Pages vision

December 6th, 2008  |  Published in Uncategorized

A college student who is working with Pages as part of one of their classes asked me what I thought the organization’s long term vision was.  It was a good question, and this is what I responded with, though I feel like it’s just a starting point

> What is Pages long term vision?
> What type of social impact would you like to see Pages make(prisoner
> rights/awareness/literacy)?
Really, these are two parts to the same question, so I'll answer it as
such.  I think Pages' long term vision is a world where everyone has the
knowledge, perspective, and skills to live an interesting, dignified
life.  Pages' focus is on making sure that incarcerated and formerly
incarcerated people are included as part of everyone.

Like any social movement, community project, or nonprofit, I think that
our vision includes envisioning a day when our project doesn't need to
exist.  I will be the first to admit that the model of the prison book
project is not a particularly efficient way to get books to incarcerated
people.  Sadly, for many, it is the only way that they can get access to
the knowledge and perspective that they want, which is why our project
continues to do the work of sending free books to incarcerated people.
The aspect of the project that moves us toward a world where we are no
longer necessary is the volunteer experience of service and of reading
the letters from incarcerated people and, hopefully, complicating the
volunteer's perception of incarcerated people and incarceration.  

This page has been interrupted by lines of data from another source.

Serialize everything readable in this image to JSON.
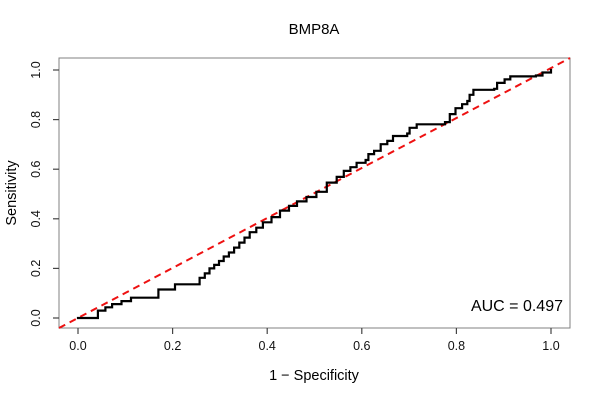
{
  "chart_data": {
    "type": "line",
    "subtype": "roc-step-curve",
    "title": "BMP8A",
    "xlabel": "1 − Specificity",
    "ylabel": "Sensitivity",
    "annotation": "AUC = 0.497",
    "auc_value": 0.497,
    "xlim": [
      0.0,
      1.0
    ],
    "ylim": [
      0.0,
      1.0
    ],
    "x_ticks": [
      0.0,
      0.2,
      0.4,
      0.6,
      0.8,
      1.0
    ],
    "y_ticks": [
      0.0,
      0.2,
      0.4,
      0.6,
      0.8,
      1.0
    ],
    "x_tick_labels": [
      "0.0",
      "0.2",
      "0.4",
      "0.6",
      "0.8",
      "1.0"
    ],
    "y_tick_labels": [
      "0.0",
      "0.2",
      "0.4",
      "0.6",
      "0.8",
      "1.0"
    ],
    "grid": false,
    "legend_position": "none",
    "colors": {
      "roc_curve": "#000000",
      "diagonal": "#ee1111",
      "box_border": "#808080",
      "ticks": "#444444"
    },
    "series": [
      {
        "name": "ROC curve",
        "style": "step-after",
        "color": "#000000",
        "line_width": 2.2,
        "points": [
          [
            0.0,
            0.0
          ],
          [
            0.042,
            0.03
          ],
          [
            0.058,
            0.043
          ],
          [
            0.072,
            0.056
          ],
          [
            0.092,
            0.068
          ],
          [
            0.112,
            0.082
          ],
          [
            0.17,
            0.115
          ],
          [
            0.205,
            0.136
          ],
          [
            0.257,
            0.162
          ],
          [
            0.268,
            0.18
          ],
          [
            0.278,
            0.2
          ],
          [
            0.288,
            0.214
          ],
          [
            0.298,
            0.23
          ],
          [
            0.308,
            0.248
          ],
          [
            0.319,
            0.264
          ],
          [
            0.33,
            0.284
          ],
          [
            0.341,
            0.304
          ],
          [
            0.352,
            0.324
          ],
          [
            0.363,
            0.346
          ],
          [
            0.377,
            0.364
          ],
          [
            0.391,
            0.386
          ],
          [
            0.409,
            0.407
          ],
          [
            0.427,
            0.433
          ],
          [
            0.446,
            0.452
          ],
          [
            0.463,
            0.47
          ],
          [
            0.483,
            0.488
          ],
          [
            0.504,
            0.509
          ],
          [
            0.526,
            0.546
          ],
          [
            0.547,
            0.569
          ],
          [
            0.562,
            0.593
          ],
          [
            0.576,
            0.608
          ],
          [
            0.589,
            0.626
          ],
          [
            0.608,
            0.637
          ],
          [
            0.614,
            0.661
          ],
          [
            0.626,
            0.674
          ],
          [
            0.64,
            0.701
          ],
          [
            0.654,
            0.714
          ],
          [
            0.666,
            0.734
          ],
          [
            0.696,
            0.744
          ],
          [
            0.701,
            0.767
          ],
          [
            0.716,
            0.781
          ],
          [
            0.776,
            0.79
          ],
          [
            0.786,
            0.822
          ],
          [
            0.798,
            0.846
          ],
          [
            0.812,
            0.862
          ],
          [
            0.823,
            0.875
          ],
          [
            0.828,
            0.9
          ],
          [
            0.836,
            0.92
          ],
          [
            0.88,
            0.924
          ],
          [
            0.886,
            0.948
          ],
          [
            0.902,
            0.962
          ],
          [
            0.914,
            0.974
          ],
          [
            0.968,
            0.978
          ],
          [
            0.982,
            0.99
          ],
          [
            1.0,
            1.0
          ]
        ]
      },
      {
        "name": "Chance diagonal",
        "style": "dashed-line",
        "color": "#ee1111",
        "line_width": 2,
        "dash": [
          7,
          5
        ],
        "full_extent": true,
        "points": [
          [
            0.0,
            0.0
          ],
          [
            1.0,
            1.0
          ]
        ]
      }
    ]
  }
}
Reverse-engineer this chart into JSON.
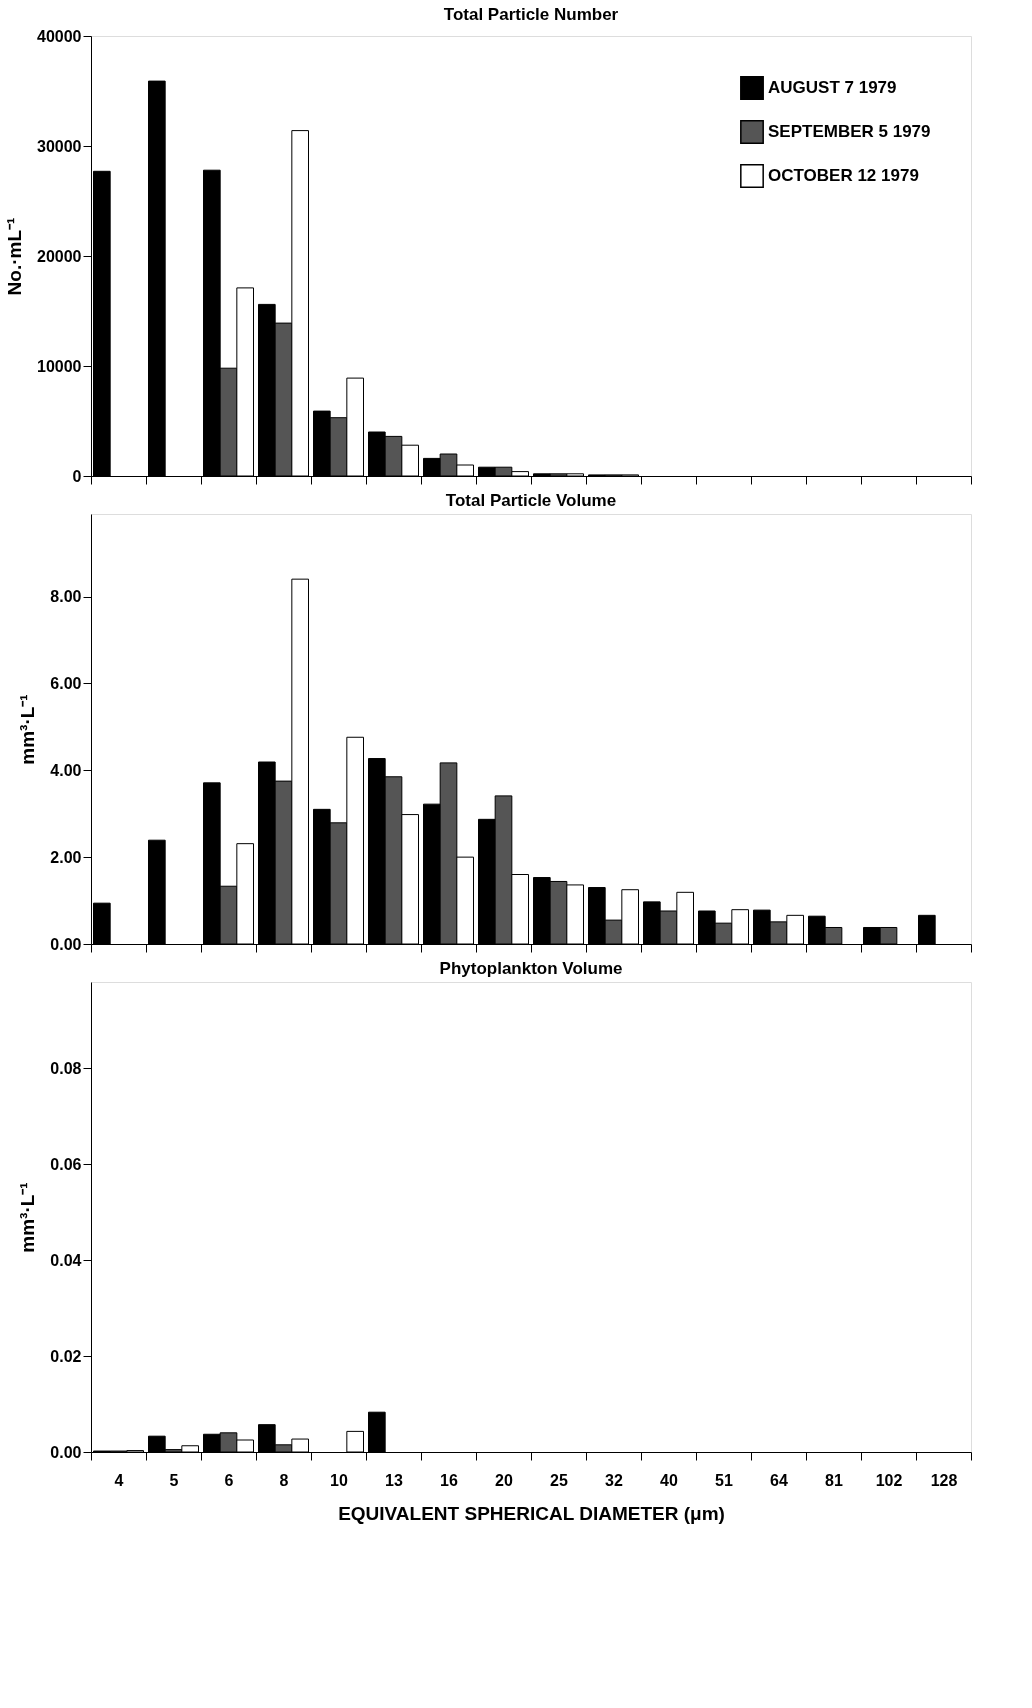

I want people who volunteer with us to be able to think and make decisions
more rationally when it comes to community safety, crime, incarceration and
incarcerated people.  I also do work with a local group called Decarcerate
Monroe County which is resisting jail expansion in this county.  In some
ways it addresses some of the same issues as Pages, but more fundamentally,
because it aims to make one government entity spend money on empowering
people instead of incarcerating them and finding solutions to keep people
out of jail.  However, in doing this organizing, attending county meetings,
and talking with people who have conflicting ideas, it makes me appreciate
Pages because I feel like people who volunteer here get a perspective that
helps them think beyond the cultural stereotypes about crime,
incarceration, and the people affected by incarceration.  At Pages, we're
not trying to portray every incarcerated person as an innocent victim of
the system. Instead, through their letters, we're letting incarcerated
people speak for themselves in the hopes that those reading the letters
will at least appreciate them as an individual.  Ultimately, I hope the
experience of volunteering with Pages will make people realize that
incarceration in this country, as it stands now, is not working very well
for anyone - whether it's the incarcerated or the community at large. 
Hopefully people will keep this perspective in mind when they are voting,
working, and involved in their community.